(Reuters) – Global private equity firm Carlyle Group is in advanced talks with China Vanke Co Ltd, the country’s largest property developer, to buy stakes in nine of its shopping malls, two people with direct knowledge of the matter told Reuters.
One of the sources said the deal was valued at between 6 and 7 billion yuan (776.37 million to 0.90 billion pounds), while the other said it could be worth up to 10 billion yuan. Both declined to be named as details of the discussions were private.
A non-binding memorandum of understanding could be signed as early as Thursday, the people said. The location of the malls was not disclosed.
Both Carlyle and Vanke declined to comment.
The deal would give Carlyle access to China’s commercial real estate market where properties carry yields of around 4.5 to 6 percent. Rental margins of commercial properties are at around 60-80 percent, higher than the 30-50 percent of residential projects.
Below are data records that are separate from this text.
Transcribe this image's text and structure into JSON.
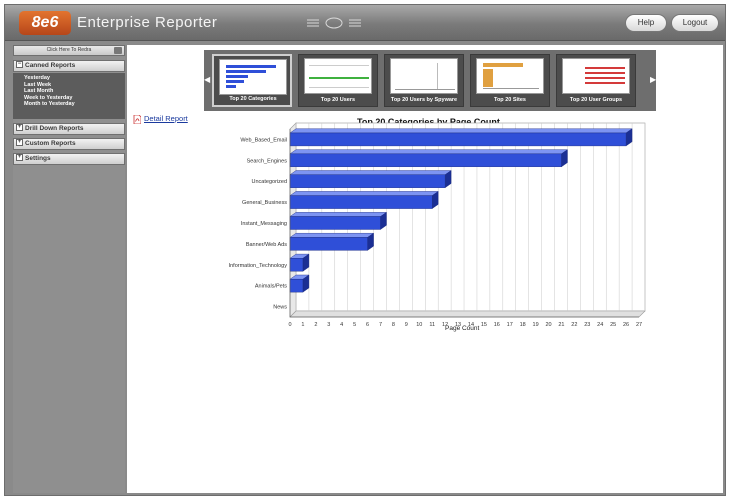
{
  "header": {
    "logo": "8e6",
    "app_title": "Enterprise Reporter",
    "help_label": "Help",
    "logout_label": "Logout"
  },
  "sidebar": {
    "redraw_label": "Click Here To Redra",
    "sections": [
      {
        "label": "Canned Reports",
        "expanded": true
      },
      {
        "label": "Drill Down Reports",
        "expanded": false
      },
      {
        "label": "Custom Reports",
        "expanded": false
      },
      {
        "label": "Settings",
        "expanded": false
      }
    ],
    "canned_items": [
      "Yesterday",
      "Last Week",
      "Last Month",
      "Week to Yesterday",
      "Month to Yesterday"
    ]
  },
  "carousel": {
    "thumbnails": [
      {
        "label": "Top 20 Categories",
        "active": true
      },
      {
        "label": "Top 20 Users",
        "active": false
      },
      {
        "label": "Top 20 Users by Spyware",
        "active": false
      },
      {
        "label": "Top 20 Sites",
        "active": false
      },
      {
        "label": "Top 20 User Groups",
        "active": false
      }
    ]
  },
  "report": {
    "detail_link": "Detail Report"
  },
  "colors": {
    "bar_front": "#2f4fd8",
    "bar_top": "#7d94f2",
    "bar_side": "#1b2f94",
    "accent_orange": "#c9561f"
  },
  "chart_data": {
    "type": "bar",
    "orientation": "horizontal",
    "title": "Top 20 Categories by Page Count",
    "xlabel": "Page Count",
    "ylabel": "",
    "categories": [
      "Web_Based_Email",
      "Search_Engines",
      "Uncategorized",
      "General_Business",
      "Instant_Messaging",
      "Banner/Web Ads",
      "Information_Technology",
      "Animals/Pets",
      "News"
    ],
    "values": [
      26,
      21,
      12,
      11,
      7,
      6,
      1,
      1,
      0
    ],
    "xlim": [
      0,
      27
    ],
    "xticks": [
      "0",
      "1",
      "2",
      "3",
      "4",
      "5",
      "6",
      "7",
      "8",
      "9",
      "10",
      "11",
      "12",
      "13",
      "14",
      "15",
      "16",
      "17",
      "18",
      "19",
      "20",
      "21",
      "22",
      "23",
      "24",
      "25",
      "26",
      "27"
    ],
    "grid": true
  }
}
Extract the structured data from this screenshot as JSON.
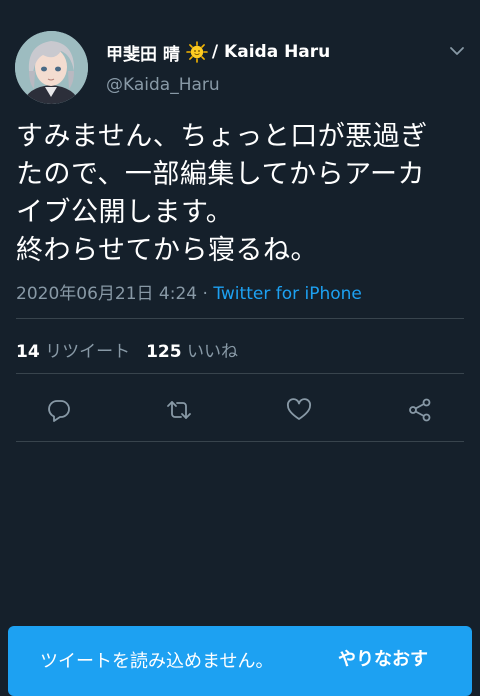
{
  "author": {
    "name": "甲斐田 晴",
    "name_suffix": "/ Kaida Haru",
    "handle": "@Kaida_Haru",
    "name_emoji": "sun-with-face-icon"
  },
  "tweet": {
    "text_lines": [
      "すみません、ちょっと口が悪過ぎ",
      "たので、一部編集してからアーカ",
      "イブ公開します。",
      "終わらせてから寝るね。"
    ],
    "timestamp": "2020年06月21日 4:24",
    "separator": " · ",
    "source": "Twitter for iPhone"
  },
  "stats": {
    "retweet_count": "14",
    "retweet_label": "リツイート",
    "like_count": "125",
    "like_label": "いいね"
  },
  "actions": [
    "reply-icon",
    "retweet-icon",
    "like-icon",
    "share-icon"
  ],
  "toast": {
    "message": "ツイートを読み込めません。",
    "retry_label": "やりなおす"
  },
  "colors": {
    "background": "#15202b",
    "accent": "#1da1f2",
    "secondary_text": "#8899a6",
    "divider": "#38444d"
  }
}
Vanke would also benefit from the deal, which would help it quickly generate returns as a slump in the residential market, and a slowing economy, tightens liquidity for Chinese developers.
China Resources Land (0688.HK: Quote, Profile, Research), another big property developer, has also said it was looking into financial tools such as real estate investment trusts and property funds to generate cash.
“Relying solely on cash contribution from residential projects is difficult to support a further and faster development of our commercial projects,” China Resources Land Chairman Xiangdong Wu told a news conference last week.
Private equity firms can provide capital through financing or structure investment funds with developers, but some companies have also acquired whole buildings or taken equity stakes in developers.
Blackstone Group LP (BX.N: Quote, Profile, Research) in November bought a 40 percent stake in unlisted Shenzhen-based shopping mall group SCP Co Ltd for around $400 million.
Shopping malls, however, see slower return on invested capital than other commercial properties as they depend on rental income rather than on one-off sales.